The paper details how Iran has incrementally improved its missile strategies against Israel by analyzing failures and adapting. Using drones, decoys, and hypersonic missiles in coordinated waves, Iran exploited Israel's multi-tiered air defense and exposed its vulnerabilities, particularly under saturation conditions.
According to the paper, which quoted air defense missile experts who analyzed images of missile fragments and open-source information during the 12-day aggression, Tehran began launching more sophisticated and longer-range missiles from a "variety" of locations deep within Iran.
Iran, the report said, also altered the timing and pattern of the strikes and increased the geographic spread of targets.
"As the war progressed, fewer missiles were fired, but more hit their targets," the report added.
Iran's most effective missile strikes occurred on June 22 when 10 of 27 launched missiles reached Israel, according to data from the Jewish Institute for National Security of America (JINSA).
The data suggest that Iran successfully adapted "how, when and what" it was firing, said Ari Cicurel, associate director of foreign policy at JINSA.
The Israeli military declined to comment on JINSA's figures beyond saying it doesn't share specifics on interception rates.
An analysis of Israel's public statements indicates that its interception rate declined over the course of the war. During the act of aggression, the Israeli military claimed it was intercepting 90% to 95% of Iran's missiles. After the ceasefire on June 24, the military said it had intercepted 86% overall.
Iran also pivoted from firing large overnight barrages to launching smaller waves during daylight hours and from a wider variety of locations, the report said.

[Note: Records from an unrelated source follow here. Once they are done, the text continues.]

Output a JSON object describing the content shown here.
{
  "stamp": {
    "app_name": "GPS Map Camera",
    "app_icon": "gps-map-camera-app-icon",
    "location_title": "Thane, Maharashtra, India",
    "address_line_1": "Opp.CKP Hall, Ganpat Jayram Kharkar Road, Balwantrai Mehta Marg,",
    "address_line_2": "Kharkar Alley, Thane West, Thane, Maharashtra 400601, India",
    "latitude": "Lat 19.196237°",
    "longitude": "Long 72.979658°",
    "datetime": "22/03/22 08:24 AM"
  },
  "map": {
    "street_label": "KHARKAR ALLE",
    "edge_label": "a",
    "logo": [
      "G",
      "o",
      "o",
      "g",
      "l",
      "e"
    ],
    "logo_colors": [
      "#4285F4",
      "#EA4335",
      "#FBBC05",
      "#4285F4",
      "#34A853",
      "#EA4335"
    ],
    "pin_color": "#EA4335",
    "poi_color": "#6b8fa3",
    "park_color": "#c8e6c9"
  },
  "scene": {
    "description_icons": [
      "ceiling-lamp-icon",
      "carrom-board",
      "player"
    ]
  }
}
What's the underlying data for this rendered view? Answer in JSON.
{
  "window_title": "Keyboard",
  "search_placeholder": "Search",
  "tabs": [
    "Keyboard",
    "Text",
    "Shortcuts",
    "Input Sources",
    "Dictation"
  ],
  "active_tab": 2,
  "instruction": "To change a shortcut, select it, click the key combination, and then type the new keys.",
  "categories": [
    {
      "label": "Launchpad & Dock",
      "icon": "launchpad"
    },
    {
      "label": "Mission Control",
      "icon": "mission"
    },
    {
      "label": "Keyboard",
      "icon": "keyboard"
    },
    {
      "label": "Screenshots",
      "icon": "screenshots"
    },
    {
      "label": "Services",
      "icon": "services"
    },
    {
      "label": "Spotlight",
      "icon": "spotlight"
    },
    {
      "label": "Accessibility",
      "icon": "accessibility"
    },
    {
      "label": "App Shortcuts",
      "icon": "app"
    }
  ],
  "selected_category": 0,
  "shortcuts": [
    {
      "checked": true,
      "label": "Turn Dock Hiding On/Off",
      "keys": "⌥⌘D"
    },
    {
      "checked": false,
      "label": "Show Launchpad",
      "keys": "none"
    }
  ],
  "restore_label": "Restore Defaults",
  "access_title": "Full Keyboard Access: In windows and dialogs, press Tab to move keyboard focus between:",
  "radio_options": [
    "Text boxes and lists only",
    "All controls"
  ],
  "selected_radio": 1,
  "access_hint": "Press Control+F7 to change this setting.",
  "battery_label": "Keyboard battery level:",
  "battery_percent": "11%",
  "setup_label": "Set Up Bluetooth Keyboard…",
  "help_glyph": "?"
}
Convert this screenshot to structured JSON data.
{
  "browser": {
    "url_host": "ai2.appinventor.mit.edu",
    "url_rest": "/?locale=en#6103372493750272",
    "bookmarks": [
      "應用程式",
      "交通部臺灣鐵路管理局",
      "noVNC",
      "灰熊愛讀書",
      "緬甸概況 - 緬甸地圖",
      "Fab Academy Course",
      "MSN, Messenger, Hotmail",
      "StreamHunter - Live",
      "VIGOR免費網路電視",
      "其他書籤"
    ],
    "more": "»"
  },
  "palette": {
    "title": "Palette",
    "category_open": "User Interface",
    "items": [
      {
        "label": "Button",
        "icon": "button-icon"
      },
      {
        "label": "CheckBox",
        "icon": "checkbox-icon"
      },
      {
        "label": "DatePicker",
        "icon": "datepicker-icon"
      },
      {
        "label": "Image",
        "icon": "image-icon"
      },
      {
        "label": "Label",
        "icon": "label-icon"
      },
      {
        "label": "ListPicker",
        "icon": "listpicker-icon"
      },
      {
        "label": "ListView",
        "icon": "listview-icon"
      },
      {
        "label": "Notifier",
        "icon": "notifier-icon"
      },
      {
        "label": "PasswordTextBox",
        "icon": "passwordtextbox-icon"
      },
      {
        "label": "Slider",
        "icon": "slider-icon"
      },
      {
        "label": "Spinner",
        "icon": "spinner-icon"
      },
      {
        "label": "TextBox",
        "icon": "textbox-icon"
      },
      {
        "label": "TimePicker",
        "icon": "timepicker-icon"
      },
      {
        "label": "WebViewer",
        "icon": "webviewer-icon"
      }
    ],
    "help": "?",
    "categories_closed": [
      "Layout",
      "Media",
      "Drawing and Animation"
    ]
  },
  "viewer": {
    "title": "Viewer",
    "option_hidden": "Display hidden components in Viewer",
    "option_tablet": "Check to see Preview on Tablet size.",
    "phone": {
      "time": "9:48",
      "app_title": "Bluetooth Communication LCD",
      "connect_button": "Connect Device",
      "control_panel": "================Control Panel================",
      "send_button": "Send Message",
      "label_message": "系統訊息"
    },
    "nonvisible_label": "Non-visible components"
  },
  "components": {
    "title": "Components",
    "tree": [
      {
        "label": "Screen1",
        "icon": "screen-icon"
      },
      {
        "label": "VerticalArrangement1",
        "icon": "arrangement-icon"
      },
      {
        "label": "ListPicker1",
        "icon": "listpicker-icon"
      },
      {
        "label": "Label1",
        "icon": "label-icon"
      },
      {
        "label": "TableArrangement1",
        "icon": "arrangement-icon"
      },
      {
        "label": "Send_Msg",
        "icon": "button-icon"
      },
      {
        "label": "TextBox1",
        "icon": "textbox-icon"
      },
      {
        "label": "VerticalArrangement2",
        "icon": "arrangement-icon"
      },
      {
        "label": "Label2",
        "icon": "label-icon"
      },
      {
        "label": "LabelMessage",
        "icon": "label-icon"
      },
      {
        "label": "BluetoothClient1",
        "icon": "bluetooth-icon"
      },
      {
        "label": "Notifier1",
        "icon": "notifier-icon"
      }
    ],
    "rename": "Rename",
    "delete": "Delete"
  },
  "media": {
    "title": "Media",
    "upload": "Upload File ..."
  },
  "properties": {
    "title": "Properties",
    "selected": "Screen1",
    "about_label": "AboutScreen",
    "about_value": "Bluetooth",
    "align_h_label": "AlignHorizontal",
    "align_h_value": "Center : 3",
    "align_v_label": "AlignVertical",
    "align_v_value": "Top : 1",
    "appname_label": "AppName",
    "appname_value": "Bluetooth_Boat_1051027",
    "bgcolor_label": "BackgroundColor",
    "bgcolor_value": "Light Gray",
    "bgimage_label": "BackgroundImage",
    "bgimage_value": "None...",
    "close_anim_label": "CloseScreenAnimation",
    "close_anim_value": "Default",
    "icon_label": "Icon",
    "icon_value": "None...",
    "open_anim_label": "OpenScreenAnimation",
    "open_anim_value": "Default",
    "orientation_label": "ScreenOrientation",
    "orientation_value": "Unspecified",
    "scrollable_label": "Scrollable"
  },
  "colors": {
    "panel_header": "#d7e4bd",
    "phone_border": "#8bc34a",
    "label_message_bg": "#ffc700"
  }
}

Tehran further tested Israel's interceptors by changing up its firing patterns, targeting far-apart cities and varying the intervals between strikes, according to the report.
As the aggression wore on, a declining number of interceptors and their high cost would also have compelled Israel to conserve resources and only target missiles from Iran that posed the greatest threat, missile experts said.
Israel boasts one of the world's most advanced aerial defense systems, notably featuring the Iron Dome, developed through close collaboration with the United States.
On June 13, Israel launched an unprovoked act of aggression against Iran, assassinating many high-ranking military commanders, nuclear scientists, and ordinary civilians.
In response, the Iranian Armed Forces, led by the Islamic Revolution Guards Corps (IRGC), launched a powerful and unprecedented retaliatory campaign, Operation True Promise III, against the Israeli regime, using many of domestically developed new-generation missiles for the first time.
Hundreds of Iranian ballistic missiles and drones overwhelmed Israeli air defenses and struck key military, intelligence, industrial, energy, and R&D facilities across the occupied Palestinian territories.
On June 24, the Israeli regime, isolated and abandoned, declared a unilateral halt to its aggression, announced on its behalf by US President Donald Trump.